Widi Rahman menegaskan bahwa RSAD Bima tidak pernah menolak pasien. Hal ini dibuktikan dengan tindakan pemeriksaan awal yang telah dilakukan tenaga medis terhadap pasien tersebut. Pihak rumah sakit juga telah memberikan edukasi kepada keluarga pasien terkait prosedur administrasi serta solusi pengurusan jaminan kesehatan selama pasien tetap mendapatkan penanganan medis.
Komitmen Pelayanan dan Imbauan kepada Masyarakat
Widi menyampaikan bahwa berdasarkan rekaman CCTV rumah sakit, pihak yang mengaku dari LSM tersebut memang bersikap tidak kondusif terhadap petugas kesehatan. Bahkan, diketahui bahwa orang yang bersangkutan sebelumnya juga pernah beberapa kali membuat keributan di lingkungan RSAD Bima. Selain itu, informasi yang diperoleh menyebutkan bahwa sebelum datang ke RSAD Bima, pasien juga sempat mendatangi fasilitas kesehatan lain, namun terkendala administrasi jaminan kesehatan dan ketersediaan ruang perawatan.
Widi Rahman mengimbau masyarakat agar tidak mudah terprovokasi oleh informasi yang beredar di media sosial tanpa mengetahui fakta sebenarnya. Dia juga mengajak semua pihak untuk menghormati tenaga kesehatan yang sedang menjalankan tugas kemanusiaan, serta mengedepankan komunikasi yang baik demi kepentingan pelayanan pasien.

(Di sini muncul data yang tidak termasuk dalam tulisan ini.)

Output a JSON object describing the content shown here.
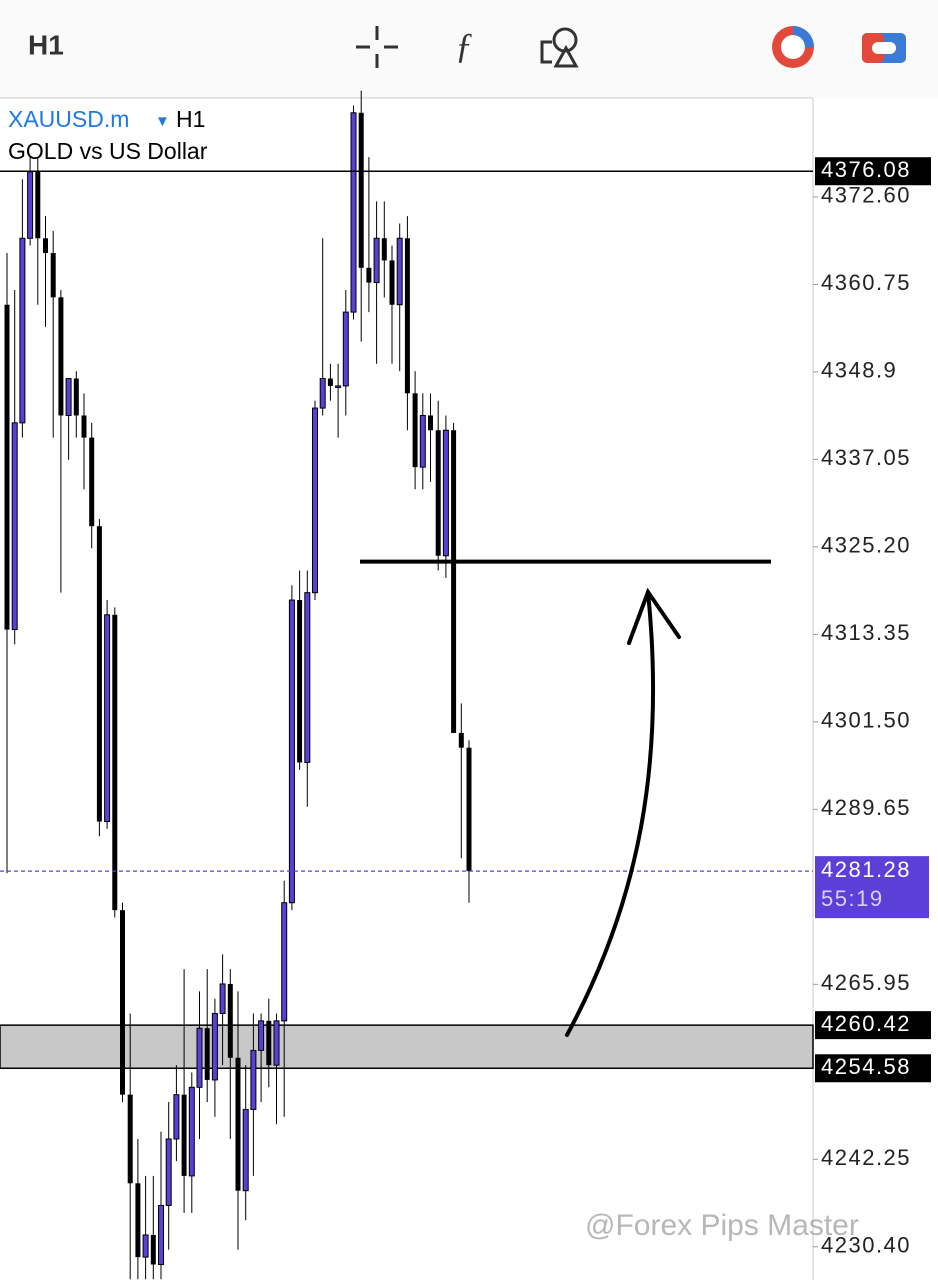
{
  "toolbar": {
    "timeframe": "H1"
  },
  "watermark": "@Forex Pips Master",
  "chart_data": {
    "type": "candlestick",
    "symbol": "XAUUSD.m",
    "symbol_marker": "▼",
    "timeframe": "H1",
    "description": "GOLD vs US Dollar",
    "bull_color": "#5b3fd6",
    "bear_color": "#000000",
    "ylim": [
      4225.9,
      4386.0
    ],
    "yticks": [
      {
        "value": 4372.6,
        "label": "4372.60"
      },
      4360.75,
      4348.9,
      4337.05,
      {
        "value": 4325.2,
        "label": "4325.20"
      },
      4313.35,
      {
        "value": 4301.5,
        "label": "4301.50"
      },
      4289.65,
      4265.95,
      4242.25,
      {
        "value": 4230.4,
        "label": "4230.40"
      }
    ],
    "open": [
      4358,
      4314,
      4342,
      4367,
      4376,
      4367,
      4365,
      4359,
      4343,
      4348,
      4343,
      4340,
      4328,
      4288,
      4316,
      4276,
      4251,
      4239,
      4229,
      4232,
      4228,
      4236,
      4245,
      4251,
      4240,
      4252,
      4260,
      4253,
      4262,
      4266,
      4256,
      4238,
      4249,
      4257,
      4261,
      4255,
      4261,
      4277,
      4318,
      4296,
      4319,
      4344,
      4348,
      4347,
      4347,
      4357,
      4384,
      4363,
      4361,
      4367,
      4364,
      4358,
      4367,
      4346,
      4336,
      4343,
      4341,
      4324,
      4341,
      4300,
      4298
    ],
    "high": [
      4365,
      4360,
      4375,
      4378,
      4378,
      4370,
      4368,
      4360,
      4348,
      4349,
      4346,
      4342,
      4329,
      4318,
      4317,
      4277,
      4262,
      4245,
      4240,
      4240,
      4246,
      4250,
      4255,
      4268,
      4254,
      4265,
      4268,
      4264,
      4270,
      4268,
      4265,
      4255,
      4262,
      4262,
      4264,
      4262,
      4280,
      4320,
      4322,
      4322,
      4345,
      4367,
      4350,
      4350,
      4360,
      4385,
      4387,
      4378,
      4372,
      4372,
      4366,
      4369,
      4370,
      4349,
      4346,
      4346,
      4345,
      4343,
      4342,
      4304,
      4299
    ],
    "low": [
      4281,
      4312,
      4340,
      4366,
      4358,
      4355,
      4340,
      4319,
      4337,
      4340,
      4333,
      4325,
      4286,
      4287,
      4275,
      4250,
      4226,
      4226,
      4226,
      4226,
      4226,
      4230,
      4242,
      4235,
      4235,
      4245,
      4250,
      4248,
      4255,
      4245,
      4230,
      4234,
      4240,
      4250,
      4252,
      4247,
      4248,
      4276,
      4295,
      4290,
      4318,
      4343,
      4345,
      4340,
      4343,
      4356,
      4353,
      4357,
      4350,
      4359,
      4350,
      4349,
      4341,
      4333,
      4333,
      4334,
      4322,
      4321,
      4300,
      4283,
      4277
    ],
    "close": [
      4314,
      4342,
      4367,
      4376,
      4367,
      4365,
      4359,
      4343,
      4348,
      4343,
      4340,
      4328,
      4288,
      4316,
      4276,
      4251,
      4239,
      4229,
      4232,
      4228,
      4236,
      4245,
      4251,
      4240,
      4252,
      4260,
      4253,
      4262,
      4266,
      4256,
      4238,
      4249,
      4257,
      4261,
      4255,
      4261,
      4277,
      4318,
      4296,
      4319,
      4344,
      4348,
      4347,
      4347,
      4357,
      4384,
      4363,
      4361,
      4367,
      4364,
      4358,
      4367,
      4346,
      4336,
      4343,
      4341,
      4324,
      4341,
      4300,
      4298,
      4281.28
    ],
    "levels": [
      4376.08
    ],
    "zone": [
      4260.42,
      4254.58
    ],
    "current": {
      "value": 4281.28,
      "countdown": "55:19",
      "color": "#5b3fd6"
    },
    "drawn_line": 4323.2
  }
}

"Kami berharap masyarakat dapat memahami situasi yang sebenarnya dan tidak menyebarkan informasi yang belum terverifikasi. Kodam IX/Udayana tetap berkomitmen memberikan pelayanan terbaik kepada masyarakat," ujarnya, dikutip dari Antara. Rumah sakit TNI, termasuk Rumkit Tk IV/Bima, selalu berkomitmen memberikan pelayanan kesehatan kepada masyarakat sesuai ketentuan yang berlaku.